CALASSES is 390 feet long, with the flight-deck sitting elevated above the hangar’s floor. Underneath it are the same launch and recovery systems found on American supercarriers, including the guts of the ship’s arresting gear and catapults. Up top features everything you would find on a carrier’s deck, including an island control tower, emergency barrier rigging, arresting cables, catapult tracks, Fresnel lens “meatball” visual landing aid, and so on—all the things that are needed to train Boatswain Mates before they head out to real McCoy. CALASSES is a far more forgiving and anemic environment for trainees to learn and make mistakes compared to an actual aircraft carrier deck which is one of the most dangerous places to work in the entire world.
It’s not exactly clear when the practice ended, but for decades CALASSES operated with real airframes on its deck, along with the tractors and other equipment used to facilitate their movement and operation. The practice continued at least through the 1980s, but today no airframes are scurried around its flattop.
The funny thing is that even such a massive installation looks small in Hangar 1, with the replica carrier situated in one of the hangar’s four corners. By some accounts, CALASSES came to be at least partially as an attempt to keep the Navy from demolishing the historic structure. The idea being if the Navy’s biggest training aid—a truly one of a kind and unmovable apparatus—was built inside of it, the hangar would probably survive as long as the training aid does. Regardless if this was actually part of CALASSES’s genesis or not, both it and the historic hangar it rests under exist in good condition today.
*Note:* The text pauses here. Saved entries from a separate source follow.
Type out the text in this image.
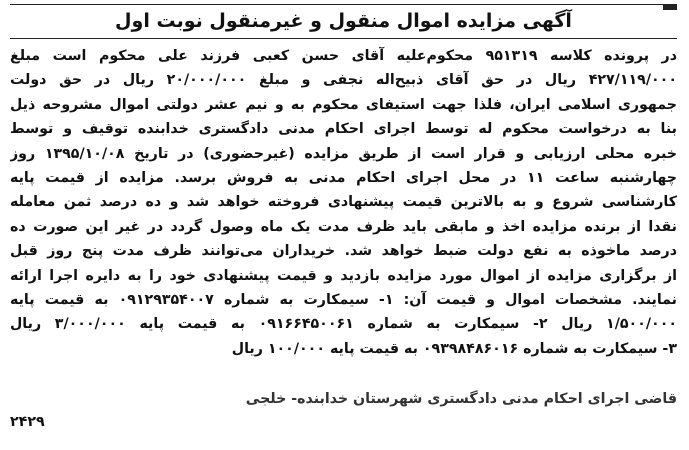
آگهی مزایده اموال منقول و غیرمنقول نوبت اول
در پرونده کلاسه ۹۵۱۳۱۹ محکوم‌علیه آقای حسن کعبی فرزند علی محکوم است مبلغ
۴۲۷/۱۱۹/۰۰۰ ریال در حق آقای ذبیح‌اله نجفی و مبلغ ۲۰/۰۰۰/۰۰۰ ریال در حق دولت
جمهوری اسلامی ایران، فلذا جهت استیفای محکوم به و نیم عشر دولتی اموال مشروحه ذیل
بنا به درخواست محکوم له توسط اجرای احکام مدنی دادگستری خدابنده توقیف و توسط
خبره محلی ارزیابی و قرار است از طریق مزایده (غیرحضوری) در تاریخ ۱۳۹۵/۱۰/۰۸ روز
چهارشنبه ساعت ۱۱ در محل اجرای احکام مدنی به فروش برسد. مزایده از قیمت پایه
کارشناسی شروع و به بالاترین قیمت پیشنهادی فروخته خواهد شد و ده درصد ثمن معامله
نقدا از برنده مزایده اخذ و مابقی باید ظرف مدت یک ماه وصول گردد در غیر این صورت ده
درصد ماخوذه به نفع دولت ضبط خواهد شد. خریداران می‌توانند ظرف مدت پنج روز قبل
از برگزاری مزایده از اموال مورد مزایده بازدید و قیمت پیشنهادی خود را به دایره اجرا ارائه
نمایند. مشخصات اموال و قیمت آن: ۱- سیمکارت به شماره ۰۹۱۲۹۳۵۴۰۰۷ به قیمت پایه
۱/۵۰۰/۰۰۰ ریال ۲- سیمکارت به شماره ۰۹۱۶۶۴۵۰۰۶۱ به قیمت پایه ۳/۰۰۰/۰۰۰ ریال
۳- سیمکارت به شماره ۰۹۳۹۸۴۸۶۰۱۶ به قیمت پایه ۱۰۰/۰۰۰ ریال
قاضی اجرای احکام مدنی دادگستری شهرستان خدابنده- خلجی
۲۴۲۹
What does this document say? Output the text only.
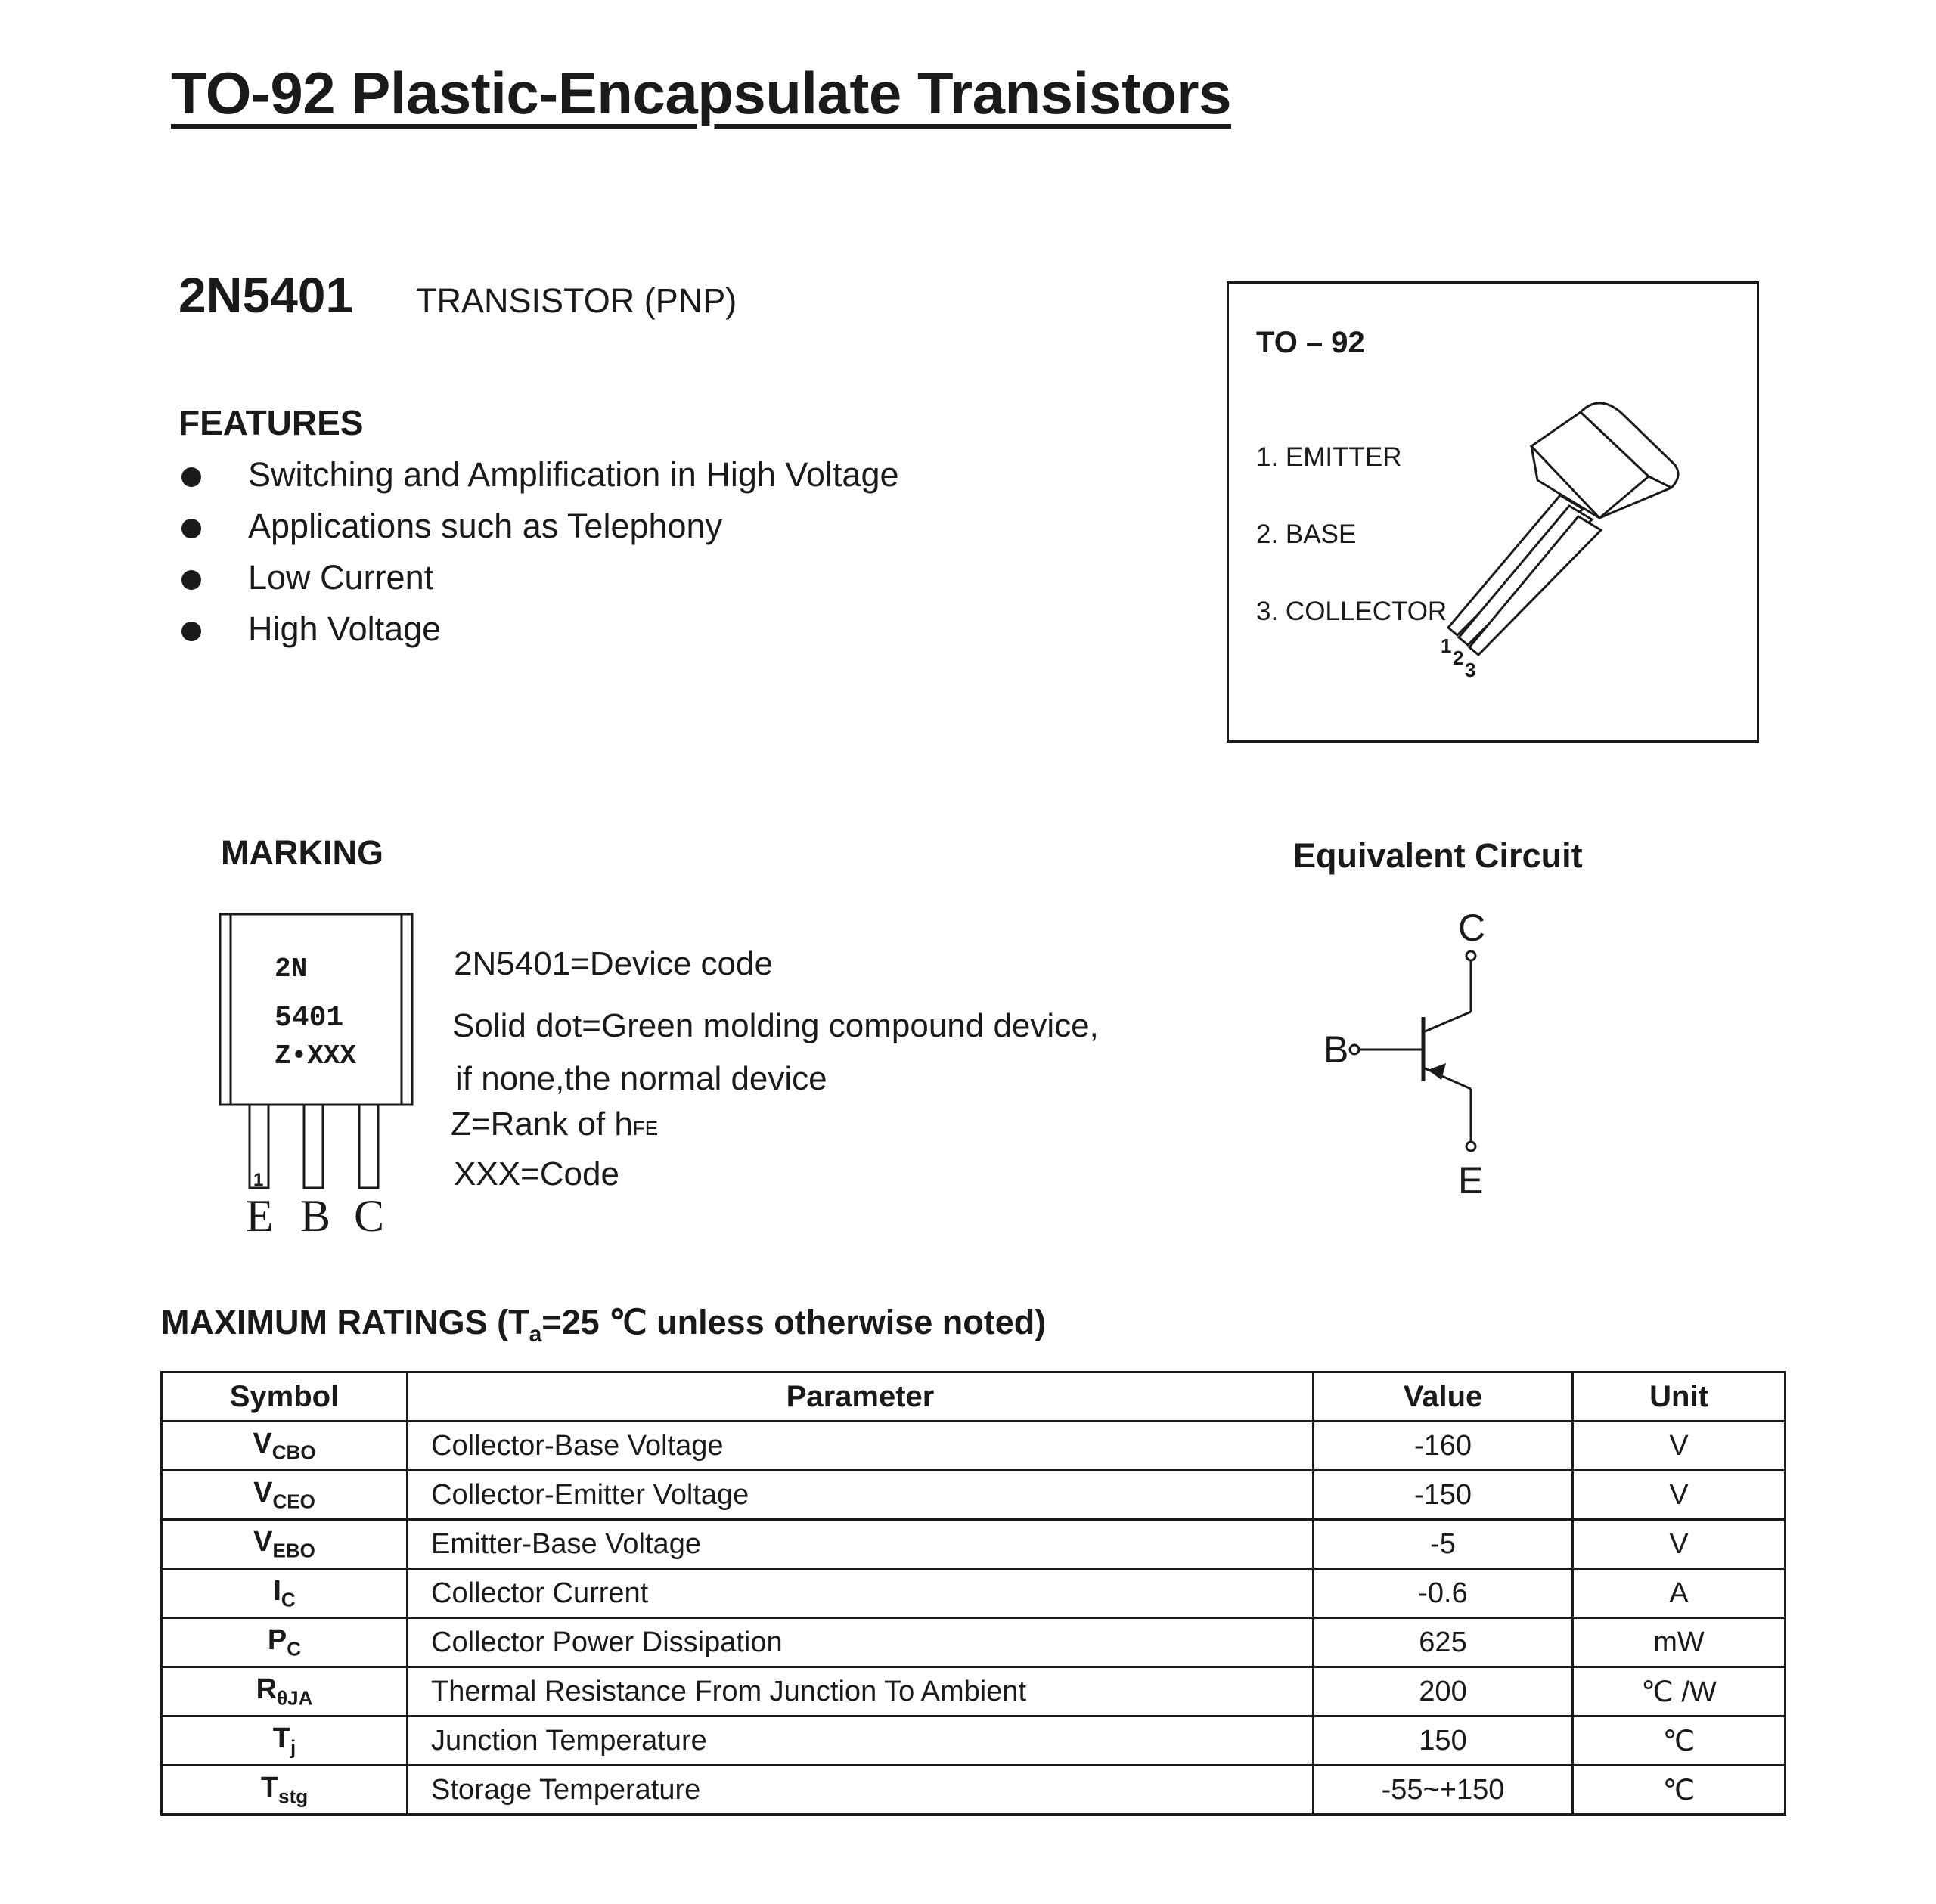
TO-92 Plastic-Encapsulate Transistors
2N5401 TRANSISTOR (PNP)
FEATURES
Switching and Amplification in High Voltage
Applications such as Telephony
Low Current
High Voltage
TO – 92
1. EMITTER
2. BASE
3. COLLECTOR
1
2
3
MARKING	Equivalent Circuit
2N
5401
Z•XXX
1
E B C
2N5401=Device code
Solid dot=Green molding compound device,
if none,the normal device
Z=Rank of hFE
XXX=Code
C
B
E
MAXIMUM RATINGS ($T_a=25$ ℃ unless otherwise noted)
Symbol	Parameter	Value	Unit
$V_{CBO}$	Collector-Base Voltage	-160	V
$V_{CEO}$	Collector-Emitter Voltage	-150	V
$V_{EBO}$	Emitter-Base Voltage	-5	V
$I_C$	Collector Current	-0.6	A
$P_C$	Collector Power Dissipation	625	mW
$R_{\theta JA}$	Thermal Resistance From Junction To Ambient	200	℃ /W
$T_j$	Junction Temperature	150	℃
$T_{stg}$	Storage Temperature	-55~+150	℃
With nearly a century of aviation history under its belt, Naval Air Engineering Station Lakehurst is truly a fascinating and supposedly even haunted place. The work done there over the years and today is so unique that there are seemingly unlimited stories wrapped in stories to tell. But Hangar 1 is truly the grand historical prize of the installation, and it’s only fitting that its massive facade cocoons another peculiar and massive piece of naval aviation history inside of it.
A big thank you to NAES Lakehurst public affairs and the Navy Lakehurst Historical Society for their help with this article.